Les facteurs biomécaniques
Ce sont les plus visibles et les plus directement liés au geste de l’opérateur :
- Port de charges lourdes : soulèvement, transport, dépose manuelle de pièces supérieures à 15-25 kg selon les normes.
- Répétitivité des gestes : cycles courts (moins de 30 secondes) répétés plusieurs centaines de fois par jour.
- Postures contraignantes : bras en l’air, torsion du tronc, flexion prolongée, travail en position accroupie.
- Efforts excessifs ou brutaux : à-coups, résistance mécanique inattendue, manipulation hors centre de gravité.
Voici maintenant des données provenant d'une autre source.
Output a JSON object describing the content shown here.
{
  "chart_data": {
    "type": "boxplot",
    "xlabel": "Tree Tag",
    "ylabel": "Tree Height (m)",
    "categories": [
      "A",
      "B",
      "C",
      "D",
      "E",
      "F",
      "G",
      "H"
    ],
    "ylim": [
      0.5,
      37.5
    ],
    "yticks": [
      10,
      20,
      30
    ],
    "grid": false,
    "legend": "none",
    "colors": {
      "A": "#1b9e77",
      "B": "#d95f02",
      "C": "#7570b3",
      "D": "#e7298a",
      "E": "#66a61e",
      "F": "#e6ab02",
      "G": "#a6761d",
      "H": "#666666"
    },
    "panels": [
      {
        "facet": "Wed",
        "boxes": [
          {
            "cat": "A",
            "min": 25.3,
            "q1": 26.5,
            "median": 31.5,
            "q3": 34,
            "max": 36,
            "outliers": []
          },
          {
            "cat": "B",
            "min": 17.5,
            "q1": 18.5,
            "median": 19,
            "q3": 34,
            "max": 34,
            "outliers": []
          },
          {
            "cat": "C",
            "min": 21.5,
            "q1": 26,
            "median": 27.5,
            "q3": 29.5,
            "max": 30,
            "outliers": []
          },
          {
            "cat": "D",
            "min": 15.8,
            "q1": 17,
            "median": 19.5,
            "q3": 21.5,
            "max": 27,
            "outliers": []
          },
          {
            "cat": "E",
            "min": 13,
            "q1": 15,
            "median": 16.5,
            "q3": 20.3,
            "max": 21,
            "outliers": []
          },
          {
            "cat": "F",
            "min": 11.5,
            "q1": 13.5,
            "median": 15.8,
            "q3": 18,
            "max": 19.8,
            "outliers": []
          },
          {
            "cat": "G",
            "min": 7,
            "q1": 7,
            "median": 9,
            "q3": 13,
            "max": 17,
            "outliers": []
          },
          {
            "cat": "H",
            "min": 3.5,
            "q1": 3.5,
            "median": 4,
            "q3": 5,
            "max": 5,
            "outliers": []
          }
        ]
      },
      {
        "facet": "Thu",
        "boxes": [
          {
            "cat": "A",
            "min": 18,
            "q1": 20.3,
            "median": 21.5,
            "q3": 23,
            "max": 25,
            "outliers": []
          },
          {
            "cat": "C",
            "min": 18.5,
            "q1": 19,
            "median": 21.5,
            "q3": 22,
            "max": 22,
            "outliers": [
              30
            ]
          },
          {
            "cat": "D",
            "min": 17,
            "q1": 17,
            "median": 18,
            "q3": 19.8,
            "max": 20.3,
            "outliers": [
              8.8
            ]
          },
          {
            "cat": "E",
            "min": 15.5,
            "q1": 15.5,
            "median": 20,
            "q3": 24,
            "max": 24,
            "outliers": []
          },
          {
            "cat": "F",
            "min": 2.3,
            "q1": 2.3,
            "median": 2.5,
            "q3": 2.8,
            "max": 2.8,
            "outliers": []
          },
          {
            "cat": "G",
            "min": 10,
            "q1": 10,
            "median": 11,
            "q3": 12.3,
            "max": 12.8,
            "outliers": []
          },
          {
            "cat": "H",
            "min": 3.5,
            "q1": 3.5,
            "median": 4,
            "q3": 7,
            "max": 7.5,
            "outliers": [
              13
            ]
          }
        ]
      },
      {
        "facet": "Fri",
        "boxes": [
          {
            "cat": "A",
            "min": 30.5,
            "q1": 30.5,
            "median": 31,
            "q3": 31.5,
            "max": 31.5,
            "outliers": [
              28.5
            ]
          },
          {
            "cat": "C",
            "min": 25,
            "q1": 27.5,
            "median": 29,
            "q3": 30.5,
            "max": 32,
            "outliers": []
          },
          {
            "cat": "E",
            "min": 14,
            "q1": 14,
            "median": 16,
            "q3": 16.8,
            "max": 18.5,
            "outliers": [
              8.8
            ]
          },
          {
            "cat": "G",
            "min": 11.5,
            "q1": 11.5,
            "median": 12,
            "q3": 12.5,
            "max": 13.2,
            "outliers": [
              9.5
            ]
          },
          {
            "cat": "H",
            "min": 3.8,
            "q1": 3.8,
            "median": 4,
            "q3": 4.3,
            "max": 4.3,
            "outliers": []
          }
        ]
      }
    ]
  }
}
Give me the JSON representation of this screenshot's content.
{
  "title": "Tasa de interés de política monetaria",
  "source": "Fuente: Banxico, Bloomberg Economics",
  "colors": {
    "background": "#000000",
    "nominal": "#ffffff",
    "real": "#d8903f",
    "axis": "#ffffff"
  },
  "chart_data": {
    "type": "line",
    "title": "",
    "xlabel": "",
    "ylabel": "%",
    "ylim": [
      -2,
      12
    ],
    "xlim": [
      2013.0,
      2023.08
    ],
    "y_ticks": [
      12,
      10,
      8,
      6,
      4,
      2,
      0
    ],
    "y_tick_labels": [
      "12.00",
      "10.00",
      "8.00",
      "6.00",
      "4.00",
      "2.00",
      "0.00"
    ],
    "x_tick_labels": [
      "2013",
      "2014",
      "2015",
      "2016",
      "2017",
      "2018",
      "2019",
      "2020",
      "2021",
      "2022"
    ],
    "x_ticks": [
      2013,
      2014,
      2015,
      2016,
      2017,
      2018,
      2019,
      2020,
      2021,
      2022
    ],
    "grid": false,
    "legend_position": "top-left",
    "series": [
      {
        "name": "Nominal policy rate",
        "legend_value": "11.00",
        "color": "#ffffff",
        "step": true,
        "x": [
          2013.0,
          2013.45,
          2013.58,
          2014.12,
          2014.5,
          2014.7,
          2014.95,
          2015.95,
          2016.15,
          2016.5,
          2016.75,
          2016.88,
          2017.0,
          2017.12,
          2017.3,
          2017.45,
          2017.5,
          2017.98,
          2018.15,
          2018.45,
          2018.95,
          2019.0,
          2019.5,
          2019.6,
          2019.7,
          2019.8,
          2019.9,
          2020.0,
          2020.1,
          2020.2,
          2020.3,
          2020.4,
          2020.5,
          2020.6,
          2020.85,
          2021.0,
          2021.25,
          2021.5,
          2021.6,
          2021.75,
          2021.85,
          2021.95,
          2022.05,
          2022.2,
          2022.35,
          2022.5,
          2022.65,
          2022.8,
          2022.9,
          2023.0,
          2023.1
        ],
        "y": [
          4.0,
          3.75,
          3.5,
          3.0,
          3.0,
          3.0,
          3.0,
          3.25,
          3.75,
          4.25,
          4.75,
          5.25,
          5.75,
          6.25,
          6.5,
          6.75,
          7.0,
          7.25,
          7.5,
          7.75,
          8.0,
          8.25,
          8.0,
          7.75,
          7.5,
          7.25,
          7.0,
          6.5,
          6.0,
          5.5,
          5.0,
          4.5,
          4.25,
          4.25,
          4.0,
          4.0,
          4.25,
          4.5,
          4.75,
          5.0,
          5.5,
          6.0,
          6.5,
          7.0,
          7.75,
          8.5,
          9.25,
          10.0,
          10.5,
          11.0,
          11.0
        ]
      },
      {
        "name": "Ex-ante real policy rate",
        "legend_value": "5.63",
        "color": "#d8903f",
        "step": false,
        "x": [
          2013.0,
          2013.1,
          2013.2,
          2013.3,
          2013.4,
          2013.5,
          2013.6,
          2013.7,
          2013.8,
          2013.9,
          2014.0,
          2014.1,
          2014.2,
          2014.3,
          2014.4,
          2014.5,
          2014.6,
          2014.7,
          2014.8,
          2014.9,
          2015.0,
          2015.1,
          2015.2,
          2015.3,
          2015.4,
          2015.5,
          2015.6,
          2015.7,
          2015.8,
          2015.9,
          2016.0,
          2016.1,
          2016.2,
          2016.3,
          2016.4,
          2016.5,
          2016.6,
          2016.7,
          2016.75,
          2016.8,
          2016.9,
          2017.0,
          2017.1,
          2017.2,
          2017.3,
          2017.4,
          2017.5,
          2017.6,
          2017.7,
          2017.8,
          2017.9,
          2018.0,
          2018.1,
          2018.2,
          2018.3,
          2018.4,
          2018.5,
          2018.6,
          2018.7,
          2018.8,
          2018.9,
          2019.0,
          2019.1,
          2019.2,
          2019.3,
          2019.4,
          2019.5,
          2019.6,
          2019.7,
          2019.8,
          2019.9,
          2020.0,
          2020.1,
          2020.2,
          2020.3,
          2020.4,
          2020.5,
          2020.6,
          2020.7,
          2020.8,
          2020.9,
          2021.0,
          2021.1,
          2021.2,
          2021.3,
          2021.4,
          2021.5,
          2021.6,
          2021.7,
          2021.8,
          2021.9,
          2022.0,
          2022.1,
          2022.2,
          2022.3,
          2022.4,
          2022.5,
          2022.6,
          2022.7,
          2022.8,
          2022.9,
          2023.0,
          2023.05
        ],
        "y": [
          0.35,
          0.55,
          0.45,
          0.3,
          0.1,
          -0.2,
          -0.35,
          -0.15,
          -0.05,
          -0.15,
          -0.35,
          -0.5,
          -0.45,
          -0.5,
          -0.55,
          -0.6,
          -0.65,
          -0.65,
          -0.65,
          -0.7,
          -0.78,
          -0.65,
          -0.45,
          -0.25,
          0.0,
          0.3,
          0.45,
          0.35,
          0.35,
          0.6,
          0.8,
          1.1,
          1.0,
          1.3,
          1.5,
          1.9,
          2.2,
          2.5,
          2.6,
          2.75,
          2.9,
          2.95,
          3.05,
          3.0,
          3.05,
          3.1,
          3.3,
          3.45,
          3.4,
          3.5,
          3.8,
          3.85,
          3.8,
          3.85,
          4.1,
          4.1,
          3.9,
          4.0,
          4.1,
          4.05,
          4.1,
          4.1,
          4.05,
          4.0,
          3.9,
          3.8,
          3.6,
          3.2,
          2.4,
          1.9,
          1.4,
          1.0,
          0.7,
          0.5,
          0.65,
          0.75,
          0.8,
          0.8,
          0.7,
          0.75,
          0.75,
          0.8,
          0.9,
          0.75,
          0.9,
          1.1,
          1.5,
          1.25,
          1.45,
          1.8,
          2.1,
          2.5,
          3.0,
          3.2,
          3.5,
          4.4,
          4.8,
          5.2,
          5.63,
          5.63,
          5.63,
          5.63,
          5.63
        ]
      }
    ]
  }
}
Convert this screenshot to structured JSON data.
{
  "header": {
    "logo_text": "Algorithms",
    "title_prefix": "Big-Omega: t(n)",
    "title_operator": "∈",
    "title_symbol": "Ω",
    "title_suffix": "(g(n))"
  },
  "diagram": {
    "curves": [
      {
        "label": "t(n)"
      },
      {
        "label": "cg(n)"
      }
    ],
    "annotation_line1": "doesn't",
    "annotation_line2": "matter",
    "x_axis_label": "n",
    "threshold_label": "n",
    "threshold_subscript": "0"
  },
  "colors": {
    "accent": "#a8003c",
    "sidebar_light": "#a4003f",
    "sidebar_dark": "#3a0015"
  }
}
- Exposition aux vibrations : outils vibrants, engins de manutention.
- Exposition au froid : ateliers frigorifiques, zones non chauffées, manipulation de pièces métalliques froides.
Les facteurs organisationnels
L’organisation du travail joue un rôle majeur, souvent sous-estimé :
- Cadences élevées imposées par la chaîne de production.
- Manque de rotation entre postes : exposition prolongée à un même geste.
- Temps de récupération insuffisants entre cycles.
- Implantation des postes (hauteurs, distances, accessibilité) non adaptée à la morphologie des opérateurs.
Les facteurs psychosociaux
Les facteurs psychosociaux amplifient les effets biomécaniques :
- Pression du temps et des objectifs de production.
- Manque d’autonomie dans l’exécution des tâches.
- Perception négative du travail, stress chronique.
- Manque de reconnaissance et de soutien social dans l’équipe.
Dans chaque entreprise, la combinaison de ces facteurs est unique. C’est pourquoi la prévention des TMS exige une analyse précise de chaque situation de travail, ce que nos équipes réalisent lors de l’audit ergonomique préalable à toute intégration.